Qualquer cidadão sabe, na prática, o que é o déficit primário que domina o debate político, envolvendo os possíveis resultados da reforma tributária e as projeções de investimentos e gastos orçamentários. O déficit primário, no jargão econômico, é a definição da diferença entre a despesa e a receita, retirados os juros da gigantesca dívida pública brasileira. O déficit é como uma extensão do cheque especial do governo, que não paga a dívida do ano anterior, e entra num novo ano projetando uma dívida menor, na melhor das hipóteses. Para mudar o discurso e buscar a transformação do ciclo de endividamento, o ministro Fernando Haddad trouxe ao novo governo Lula a proposta de substituição do teto de gastos por um arcabouço fiscal que seria sustentado pela elevação de receitas, a tal ponto que garantiria, já em 2024, o déficit zero – ou seja, o equilíbrio entre arrecadação e despesa, fazendo com que o governo federal nem precisasse de cheque especial.
De janeiro a setembro, o déficit primário nacional foi de quase R$ 97 bilhões, num rombo ainda mais notável ao se comparar com o superávit alcançado no mesmo período no ano passado, onde as contas estavam positivas em R$ 126 bilhões – isto é, em relação a 2022, a diferença é de R$ 223 bilhões. Na lente das esferas governamentais, o governo federal apresentou déficit de R$ 117 bilhões nos primeiros nove meses de 2023. Enquanto isso, estados e municípios conseguiram um saldo superavitário de R$ 22,5 bilhões, e as empresas estatais também ficaram no vermelho em pouco mais de R$ 2 bilhões. Se dependesse apenas do governo Lula, portanto, a situação estaria pior.
Vale recordar que, em dezembro do ano passado, após a vitória eleitoral, o então futuro governo federal recebeu do Congresso o equivalente a um aumento do cheque especial, sendo autorizado a gastar quase R$ 169 bi a mais, fora do orçamento previsto para este ano. Foi a PEC da transição, considerada crucial para a continuidade de programas sociais e o cumprimento de compromissos de campanha, no início do mandato. O resultado deficitário das contas nos primeiros nove meses do ano não é surpresa, uma vez que já se partiu da premissa do endividamento. Mas sua confirmação revela o grau de dificuldade para a equipe econômica manter o plano de zerar o déficit em 2024, especialmente depois de o presidente da República demonstrar dúvida quanto à viabilidade da proposta. O déficit do ano que vem, perante a realidade da economia – e da deseconomia do Planalto – não tem como ser sonhado como nulo.

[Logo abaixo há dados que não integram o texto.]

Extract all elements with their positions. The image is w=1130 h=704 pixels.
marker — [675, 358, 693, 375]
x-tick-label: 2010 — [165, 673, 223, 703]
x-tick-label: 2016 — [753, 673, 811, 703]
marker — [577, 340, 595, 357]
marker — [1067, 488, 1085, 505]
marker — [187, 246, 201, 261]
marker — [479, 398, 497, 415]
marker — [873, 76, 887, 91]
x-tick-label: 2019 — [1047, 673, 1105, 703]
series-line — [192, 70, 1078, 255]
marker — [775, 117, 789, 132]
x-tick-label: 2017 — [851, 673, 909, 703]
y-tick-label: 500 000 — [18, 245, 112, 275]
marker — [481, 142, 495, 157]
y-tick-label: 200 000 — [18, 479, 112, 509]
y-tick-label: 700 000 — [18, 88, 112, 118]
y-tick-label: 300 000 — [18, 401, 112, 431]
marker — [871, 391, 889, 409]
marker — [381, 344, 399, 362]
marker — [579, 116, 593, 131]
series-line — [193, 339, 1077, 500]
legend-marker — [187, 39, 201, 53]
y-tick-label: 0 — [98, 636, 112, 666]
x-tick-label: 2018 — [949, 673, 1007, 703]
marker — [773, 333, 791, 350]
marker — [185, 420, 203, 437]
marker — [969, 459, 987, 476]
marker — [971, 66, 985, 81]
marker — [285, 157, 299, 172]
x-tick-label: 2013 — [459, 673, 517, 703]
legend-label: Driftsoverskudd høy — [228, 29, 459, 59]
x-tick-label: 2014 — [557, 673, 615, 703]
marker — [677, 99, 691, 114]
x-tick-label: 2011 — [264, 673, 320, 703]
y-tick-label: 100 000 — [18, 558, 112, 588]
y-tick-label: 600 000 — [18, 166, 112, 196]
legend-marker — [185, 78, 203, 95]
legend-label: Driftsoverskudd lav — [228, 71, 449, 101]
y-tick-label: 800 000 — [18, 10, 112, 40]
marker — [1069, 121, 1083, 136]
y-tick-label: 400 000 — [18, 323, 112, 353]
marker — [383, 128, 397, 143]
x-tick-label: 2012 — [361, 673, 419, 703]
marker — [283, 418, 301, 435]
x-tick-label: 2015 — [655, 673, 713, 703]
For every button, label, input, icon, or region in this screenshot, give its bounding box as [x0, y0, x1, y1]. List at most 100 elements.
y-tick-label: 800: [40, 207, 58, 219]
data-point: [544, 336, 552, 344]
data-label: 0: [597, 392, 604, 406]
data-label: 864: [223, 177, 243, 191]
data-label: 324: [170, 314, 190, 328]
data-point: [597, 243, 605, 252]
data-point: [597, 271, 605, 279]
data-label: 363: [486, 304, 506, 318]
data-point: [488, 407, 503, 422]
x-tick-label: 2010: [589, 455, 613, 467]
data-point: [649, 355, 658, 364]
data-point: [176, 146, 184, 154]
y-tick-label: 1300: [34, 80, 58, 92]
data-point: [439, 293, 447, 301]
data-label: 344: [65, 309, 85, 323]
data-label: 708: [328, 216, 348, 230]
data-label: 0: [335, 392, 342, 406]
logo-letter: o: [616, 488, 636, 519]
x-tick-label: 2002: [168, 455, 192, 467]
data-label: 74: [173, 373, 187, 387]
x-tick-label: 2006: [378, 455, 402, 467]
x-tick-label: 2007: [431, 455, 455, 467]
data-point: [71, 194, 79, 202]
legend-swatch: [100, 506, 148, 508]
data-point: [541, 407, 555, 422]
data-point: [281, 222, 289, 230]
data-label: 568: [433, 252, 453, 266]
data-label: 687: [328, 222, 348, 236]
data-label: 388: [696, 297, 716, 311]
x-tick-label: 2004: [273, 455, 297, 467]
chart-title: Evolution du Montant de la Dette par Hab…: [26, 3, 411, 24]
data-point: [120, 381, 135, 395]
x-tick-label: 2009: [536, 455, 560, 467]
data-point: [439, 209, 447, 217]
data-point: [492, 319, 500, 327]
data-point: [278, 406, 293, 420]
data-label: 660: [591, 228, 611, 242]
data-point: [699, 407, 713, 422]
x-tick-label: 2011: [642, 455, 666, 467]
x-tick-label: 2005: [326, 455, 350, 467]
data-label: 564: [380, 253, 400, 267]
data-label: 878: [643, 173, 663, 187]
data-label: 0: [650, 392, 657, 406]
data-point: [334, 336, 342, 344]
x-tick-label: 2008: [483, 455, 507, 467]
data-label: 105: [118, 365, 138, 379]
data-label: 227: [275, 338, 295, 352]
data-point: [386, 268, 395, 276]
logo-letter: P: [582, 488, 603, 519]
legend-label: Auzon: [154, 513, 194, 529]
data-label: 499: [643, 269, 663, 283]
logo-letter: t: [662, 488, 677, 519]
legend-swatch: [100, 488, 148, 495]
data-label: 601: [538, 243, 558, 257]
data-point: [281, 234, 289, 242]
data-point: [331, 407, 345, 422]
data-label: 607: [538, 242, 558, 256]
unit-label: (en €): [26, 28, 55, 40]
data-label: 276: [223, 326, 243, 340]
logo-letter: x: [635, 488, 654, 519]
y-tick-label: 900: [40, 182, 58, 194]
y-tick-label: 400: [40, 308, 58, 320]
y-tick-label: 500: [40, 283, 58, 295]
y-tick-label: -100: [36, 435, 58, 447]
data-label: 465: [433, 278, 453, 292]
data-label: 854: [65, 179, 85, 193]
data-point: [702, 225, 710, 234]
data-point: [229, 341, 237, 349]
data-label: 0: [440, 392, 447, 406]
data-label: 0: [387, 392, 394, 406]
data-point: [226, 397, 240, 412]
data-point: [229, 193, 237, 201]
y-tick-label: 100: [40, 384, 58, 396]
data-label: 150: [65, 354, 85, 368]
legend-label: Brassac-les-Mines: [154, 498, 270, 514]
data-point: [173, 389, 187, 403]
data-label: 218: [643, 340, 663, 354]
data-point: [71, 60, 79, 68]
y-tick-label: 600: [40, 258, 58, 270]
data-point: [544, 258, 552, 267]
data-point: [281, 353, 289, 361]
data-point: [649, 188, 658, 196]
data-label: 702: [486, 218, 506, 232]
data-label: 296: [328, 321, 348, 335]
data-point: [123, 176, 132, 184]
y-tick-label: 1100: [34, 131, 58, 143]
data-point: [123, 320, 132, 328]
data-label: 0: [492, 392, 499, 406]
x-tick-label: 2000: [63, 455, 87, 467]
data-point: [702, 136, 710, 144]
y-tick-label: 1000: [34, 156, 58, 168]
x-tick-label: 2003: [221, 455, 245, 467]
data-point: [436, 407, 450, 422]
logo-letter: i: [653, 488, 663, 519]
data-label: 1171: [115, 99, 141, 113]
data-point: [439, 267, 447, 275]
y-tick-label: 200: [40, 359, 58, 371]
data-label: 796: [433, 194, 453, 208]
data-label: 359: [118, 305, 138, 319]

Com aplicação do realismo e a conquista de considerável redução do déficit no ano que vem, se tomado o rombo de 2023, a perspectiva de 0,5% do Produto Interno Bruto (PIB) representaria um buraco, ainda assim, de mais R$ 50 bi em 2024. Como os governos tendem a gastar mais na segunda metade dos mandatos, é difícil acreditar que o país entre no rumo do equilíbrio fiscal tão cedo.